Con varios reconocimientos en sus manos y una amplia sonrisa, Oscar D’ Jesús Álvarez llegó a LISTÍN DIARIO. No había forma de darse cuenta que se trataba de Tobolín, un payaso que tiene 34 años llevando alegría a un amplio grupo de niños y niñas del país. Andaba de “civil” y como tal, contó su historia.

“Ser payaso es el trabajo más serio que me ha tocado hacer en la vida. Si volviera a nacer, lo escogería de nuevo sin dudarlo ni un segundo. Puedo pasar un día completo como payaso”. Al mostrar la satisfacción que siente de lo que hace, también menciona un dato curioso: “Llegué a este mundo tan maravilloso sin darme cuenta. Nunca imaginé vivir de este oficio”. Se enorgullece.

¿Pero es todo alegría en la vida de quien lleva 34 años haciendo reír? “Claro que no”, respondió rápidamente para añadir de inmediato: “¡Ay, tú me vas a poner a llorar!”. No terminó bien la frase cuando ya su llanto era una realidad. Tapó su cara con las manos y no podía seguir hablando.

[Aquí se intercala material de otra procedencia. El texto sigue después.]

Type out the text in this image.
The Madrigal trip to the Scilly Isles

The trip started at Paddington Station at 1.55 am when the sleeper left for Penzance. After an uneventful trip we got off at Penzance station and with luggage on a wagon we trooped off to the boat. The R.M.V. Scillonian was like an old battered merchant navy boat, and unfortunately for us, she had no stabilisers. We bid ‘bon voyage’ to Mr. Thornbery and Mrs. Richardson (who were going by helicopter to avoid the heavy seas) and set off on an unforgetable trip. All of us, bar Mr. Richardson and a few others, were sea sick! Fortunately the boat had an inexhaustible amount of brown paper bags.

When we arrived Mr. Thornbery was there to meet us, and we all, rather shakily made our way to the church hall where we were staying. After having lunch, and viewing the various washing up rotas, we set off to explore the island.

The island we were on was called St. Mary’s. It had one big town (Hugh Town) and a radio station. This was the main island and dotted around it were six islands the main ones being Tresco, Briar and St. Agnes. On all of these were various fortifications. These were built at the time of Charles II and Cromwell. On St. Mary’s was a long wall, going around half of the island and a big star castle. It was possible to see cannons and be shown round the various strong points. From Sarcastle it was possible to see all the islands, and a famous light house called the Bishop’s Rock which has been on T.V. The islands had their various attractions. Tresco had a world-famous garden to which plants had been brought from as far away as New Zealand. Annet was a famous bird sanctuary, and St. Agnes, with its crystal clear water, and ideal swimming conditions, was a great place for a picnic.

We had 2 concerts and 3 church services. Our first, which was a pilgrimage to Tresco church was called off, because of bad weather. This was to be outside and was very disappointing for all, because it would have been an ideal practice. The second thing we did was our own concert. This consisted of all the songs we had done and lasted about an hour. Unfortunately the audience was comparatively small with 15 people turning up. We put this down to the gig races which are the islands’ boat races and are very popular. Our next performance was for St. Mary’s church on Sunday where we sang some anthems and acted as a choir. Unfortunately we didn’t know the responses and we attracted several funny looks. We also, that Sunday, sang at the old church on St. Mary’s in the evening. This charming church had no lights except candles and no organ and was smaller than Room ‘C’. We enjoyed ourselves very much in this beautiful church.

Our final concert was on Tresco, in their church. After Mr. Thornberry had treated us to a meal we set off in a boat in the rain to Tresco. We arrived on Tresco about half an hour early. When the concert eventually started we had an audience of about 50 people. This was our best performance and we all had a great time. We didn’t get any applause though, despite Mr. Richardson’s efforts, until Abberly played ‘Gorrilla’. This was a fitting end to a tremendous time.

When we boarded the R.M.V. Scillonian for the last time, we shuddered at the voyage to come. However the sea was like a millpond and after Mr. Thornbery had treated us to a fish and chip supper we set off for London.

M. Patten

El fotógrafo captó el momento.

Oscar se repone y cuenta qué motivó sus lágrimas. “Me han pasado muchas cosas que me han hecho llorar aun cuando he tenido que reír y hacer reír, pero lo más grande que me ha pasado fue cuando murió mi madre, doña Marcia, como yo le decía. Fue muy temprano. Recuerdo que me estaba preparando para ir a un show en un colegio, y cuando supe la noticia…”. Irrumpe en llanto, porque según lo decía una y otra vez, “esa mujer era el amor de mi vida”.